Reads & Listens of the Week
I’ve been really blessed by watching this approach at my workplace, and it seems wise for churches as well: How 360-Degree Reviews Help Leaders Grow in Grace.
I have appreciated Ashley Hales’ thoughts on the therapeutic age, and this most recent entry hit pretty close to home: When Wellness Comes to Church. “So there are two kinds of wellness (probably more): one is something to be bought and sold, something to earn, available only to a few (either through purchasing power or ‘enlightenment’); the other is one that is freely given, lavish and offensive to those of us used to earning our keep.”
I always enjoy Jonathan’s little trips into linguistics. Here’s one on the Italian word “Prego!”
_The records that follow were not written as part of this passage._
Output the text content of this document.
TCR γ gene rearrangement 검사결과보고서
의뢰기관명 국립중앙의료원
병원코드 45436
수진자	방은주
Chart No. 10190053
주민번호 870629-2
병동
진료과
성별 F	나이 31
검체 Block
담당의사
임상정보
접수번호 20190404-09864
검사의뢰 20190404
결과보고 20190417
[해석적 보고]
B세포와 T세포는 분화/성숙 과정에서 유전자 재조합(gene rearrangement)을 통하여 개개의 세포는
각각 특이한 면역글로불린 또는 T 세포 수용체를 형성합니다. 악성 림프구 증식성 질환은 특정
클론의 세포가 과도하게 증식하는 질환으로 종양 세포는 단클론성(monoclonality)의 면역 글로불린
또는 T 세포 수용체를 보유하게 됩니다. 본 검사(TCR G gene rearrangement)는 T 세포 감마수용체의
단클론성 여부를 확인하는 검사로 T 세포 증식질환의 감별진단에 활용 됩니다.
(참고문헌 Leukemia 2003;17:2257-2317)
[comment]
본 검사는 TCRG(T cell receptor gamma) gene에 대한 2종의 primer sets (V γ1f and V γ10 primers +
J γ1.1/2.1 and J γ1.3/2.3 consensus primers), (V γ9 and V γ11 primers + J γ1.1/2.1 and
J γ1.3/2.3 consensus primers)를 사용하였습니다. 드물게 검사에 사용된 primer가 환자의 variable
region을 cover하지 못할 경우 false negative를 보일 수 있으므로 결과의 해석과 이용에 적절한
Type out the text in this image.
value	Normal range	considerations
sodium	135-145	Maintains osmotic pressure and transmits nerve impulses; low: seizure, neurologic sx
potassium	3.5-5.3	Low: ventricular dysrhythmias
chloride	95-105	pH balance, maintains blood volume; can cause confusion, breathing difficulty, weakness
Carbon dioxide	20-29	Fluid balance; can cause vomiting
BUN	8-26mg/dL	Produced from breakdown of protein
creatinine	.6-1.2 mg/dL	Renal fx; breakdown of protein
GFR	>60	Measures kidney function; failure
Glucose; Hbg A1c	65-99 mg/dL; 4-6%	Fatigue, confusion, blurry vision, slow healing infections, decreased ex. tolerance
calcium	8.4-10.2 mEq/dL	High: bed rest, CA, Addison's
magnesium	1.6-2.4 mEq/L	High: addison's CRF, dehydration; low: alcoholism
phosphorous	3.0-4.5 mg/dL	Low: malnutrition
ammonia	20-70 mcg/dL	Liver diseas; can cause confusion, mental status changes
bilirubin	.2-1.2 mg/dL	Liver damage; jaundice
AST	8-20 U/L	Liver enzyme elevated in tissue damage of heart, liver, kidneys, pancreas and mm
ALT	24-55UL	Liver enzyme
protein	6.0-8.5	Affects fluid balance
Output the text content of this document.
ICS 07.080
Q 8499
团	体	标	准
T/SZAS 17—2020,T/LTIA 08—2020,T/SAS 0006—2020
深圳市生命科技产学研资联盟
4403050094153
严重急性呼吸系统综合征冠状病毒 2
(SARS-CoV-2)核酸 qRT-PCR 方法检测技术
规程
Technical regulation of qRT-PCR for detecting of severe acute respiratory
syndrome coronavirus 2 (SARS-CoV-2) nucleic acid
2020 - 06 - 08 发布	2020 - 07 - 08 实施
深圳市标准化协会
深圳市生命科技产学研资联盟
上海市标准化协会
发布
I don’t think this got enough attention, but maybe that’s because people like me are pessimistic that it will have any effect: Strengthening our Democracy. “By signing this statement, we reaffirm our commitment to the principles of democracy undergirding this great nation, protecting our freedom, and respecting our fellow citizens. When united by these convictions, America is stronger as a country and an inspiration for others.”
The modern ignorance is in people’s assumption that they can outsmart their own nature. It is in the arrogance that will believe nothing it cannot prove, and respect nothing it cannot understand, and value nothing it cannot sell. ― Wendell Berry, The Memory of Old Jack
I’m including myself here.
Near Bar Harbor we drove past a Mexican restaurant that was called--for real--“El El Frijoles.”